Lequel de ces deux points de vue concernant le paragraphe 113(1) doit l’emporter sur l’autre, l’approche hebdomadaire ou l’approche globale? Fondamentalement, il s’agit d’une question d’interprétation des lois, à savoir une question de droit.

[47]      Nous pouvons dégager le point de vue du CN concernant le paragraphe 113(1) — point de vue qui diffère de celui de l’Office — de son mémoire. Le CN commence par faire valoir que l’Office a reconnu que, certaines semaines, le CN était fondé à ne pas livrer tous les wagons qu’Emerson avait commandés (mémoire des faits et du droit du CN, au paragraphe 77). Selon le CN, s’il était fondé à ne pas répondre à toutes les commandes de wagons au moment où les commandes étaient passées, par définition, il se conformait à ses obligations en vertu de la Loi (mémoire des faits et du droit du CN, au paragraphe 77).
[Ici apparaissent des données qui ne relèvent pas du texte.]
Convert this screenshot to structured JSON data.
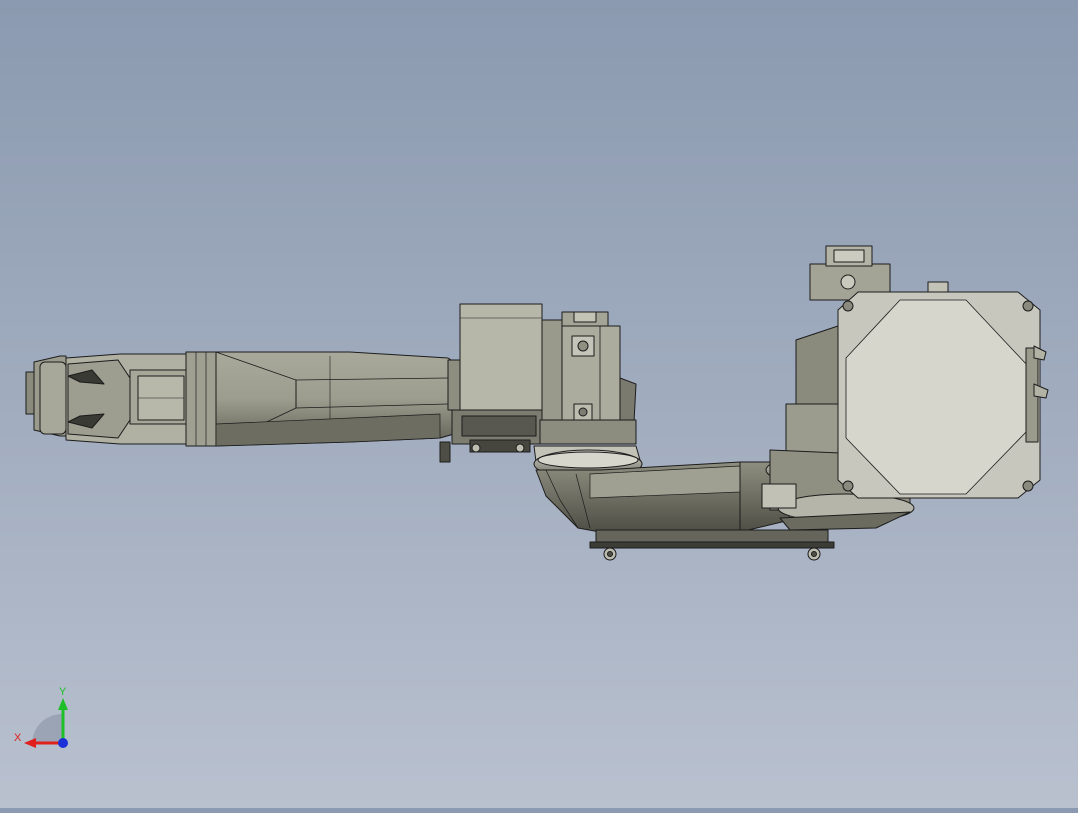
{
  "viewport": {
    "background_top": "#8b9ab0",
    "background_bottom": "#b9c1cf",
    "model_face_color": "#b4b4a6",
    "model_shade_color": "#6e6e62",
    "model_edge_color": "#1c1c1c"
  },
  "triad": {
    "x_label": "X",
    "y_label": "Y",
    "x_color": "#e0201c",
    "y_color": "#1fbf2a",
    "z_color": "#1c2fd8"
  }
}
[48]      Le CN expose ce même point d’une manière différente. Il dit que, selon la Loi, l’obligation d’une compagnie de chemin de fer de transporter des marchandises prend naissance quand des marchandises à transporter lui sont présentées (mémoire des faits et du droit du CN, au paragraphe 80). Puis, une fois que lui sont présentées les marchandises à transporter, le chemin de fer les transporte, ou non. Si le chemin de fer ne livre pas les marchandises, la mission de l’Office est de déterminer si le manquement du chemin de fer était justifié à la date de la commande (mémoire des faits et du droit du CN, au paragraphe 82). Si le manquement était justifié, le chemin de fer a offert le niveau de service requis conformément au paragraphe 113(1) (mémoire des faits et du droit du CN, au paragraphe 86).
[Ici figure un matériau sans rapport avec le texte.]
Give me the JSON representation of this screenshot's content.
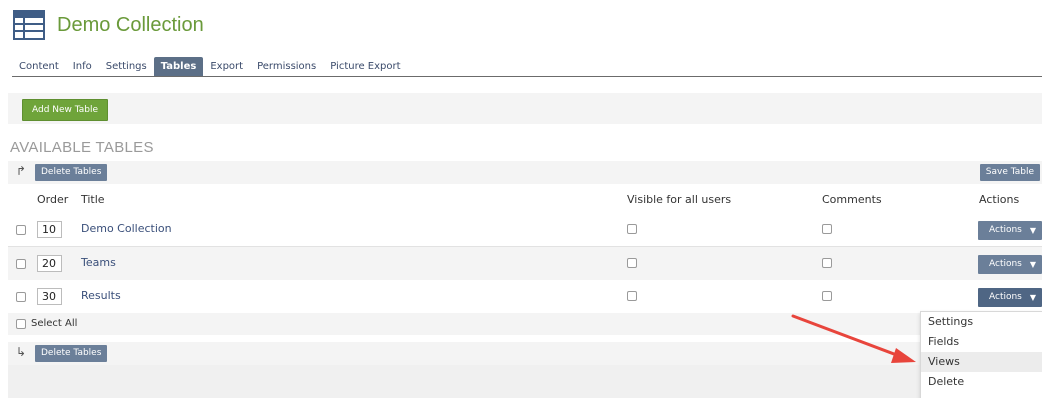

[49]      Étant donné qu’il y a eu de nombreuses semaines de récoltes où le CN a été dégagé de son obligation de livrer des wagons, [traduction] « il n’était pas loisible à l’Office de déclarer laconiquement que le CN avait manqué à son obligation de livrer des wagons » (mémoire des faits et du droit du CN, au paragraphe 94). L’Office a tiré cette conclusion [traduction] « irrégulièrement » et a commis une « erreur de droit » en « considérant les commandes non satisfaites comme des marchandises à transporter au sens de l’alinéa 113(1)a) » (mémoire des faits et du droit du CN, au paragraphe 95).

[50]      Comme on l’a vu, notre mission est d’avoir « une idée réaliste » du « caractère essentiel » de l’appel. Quand le second moyen énoncé dans l’avis d’appel est lu de concert avec le mémoire des faits et du droit du CN, il devient évident que le CN attaque la manière dont l’Office a lu et appliqué le texte législatif.
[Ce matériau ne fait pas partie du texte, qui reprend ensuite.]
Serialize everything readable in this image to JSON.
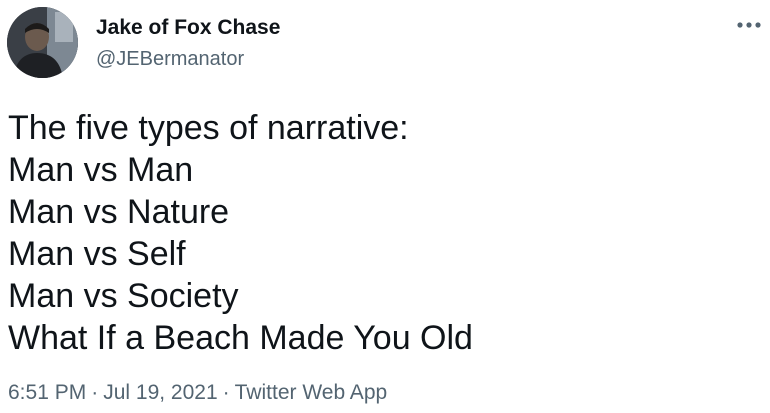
{
  "author": {
    "display_name": "Jake of Fox Chase",
    "handle": "@JEBermanator"
  },
  "tweet": {
    "lines": [
      "The five types of narrative:",
      "Man vs Man",
      "Man vs Nature",
      "Man vs Self",
      "Man vs Society",
      "What If a Beach Made You Old"
    ]
  },
  "meta": {
    "time": "6:51 PM",
    "separator": "·",
    "date": "Jul 19, 2021",
    "source": "Twitter Web App"
  },
  "icons": {
    "more": "more-horizontal-icon",
    "avatar": "profile-avatar"
  },
  "colors": {
    "text_primary": "#0f1419",
    "text_secondary": "#536471"
  }
}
[51]      Il ne s’agit pas d’une affaire où l’Office et le CN partagent le même point de vue sur la manière dont la disposition, à savoir le paragraphe 113(1), devrait être lue, et où le CN attaque simplement la manière dont l’Office l’a appliquée aux faits. Si cela avait été le cas, on aurait été en présence d’une question mélangée de fait et de droit où les faits auraient dicté la solution.

[52]      Il s’agit au contraire d’une affaire où l’Office et le CN ont des opinions différentes sur la manière dont le paragraphe 113(1) doit être interprété. Selon moi, le deuxième moyen exposé dans l’avis d’appel soulève une question de droit isolable susceptible d’appel au titre du paragraphe 41(1) de la Loi.

[53]      Avant de terminer avec cette question, je voudrais formuler des éléments de réflexion qui seront utiles dans les affaires futures où sera en cause le paragraphe 41(1) de la Loi, éléments qui pourront être utiles à l’interprétation de dispositions similaires.

[54]      L’affaire qui nous occupe est un cas limite pour l’application du paragraphe 41(1). Comme je l’ai déjà mentionné, pour savoir si nous avons compétence malgré la présence d’une disposition restrictive comme le paragraphe 41(1), nous devons examiner le caractère essentiel de l’avis d’appel en recourant au mémoire de l’appelant et l’interpréter de manière large eu égard aux maladresses de rédaction, comme tous les actes de procédure. L’examen de la Cour et sa largesse connaissent toutefois des limites, qui sont presque atteintes en l’espèce.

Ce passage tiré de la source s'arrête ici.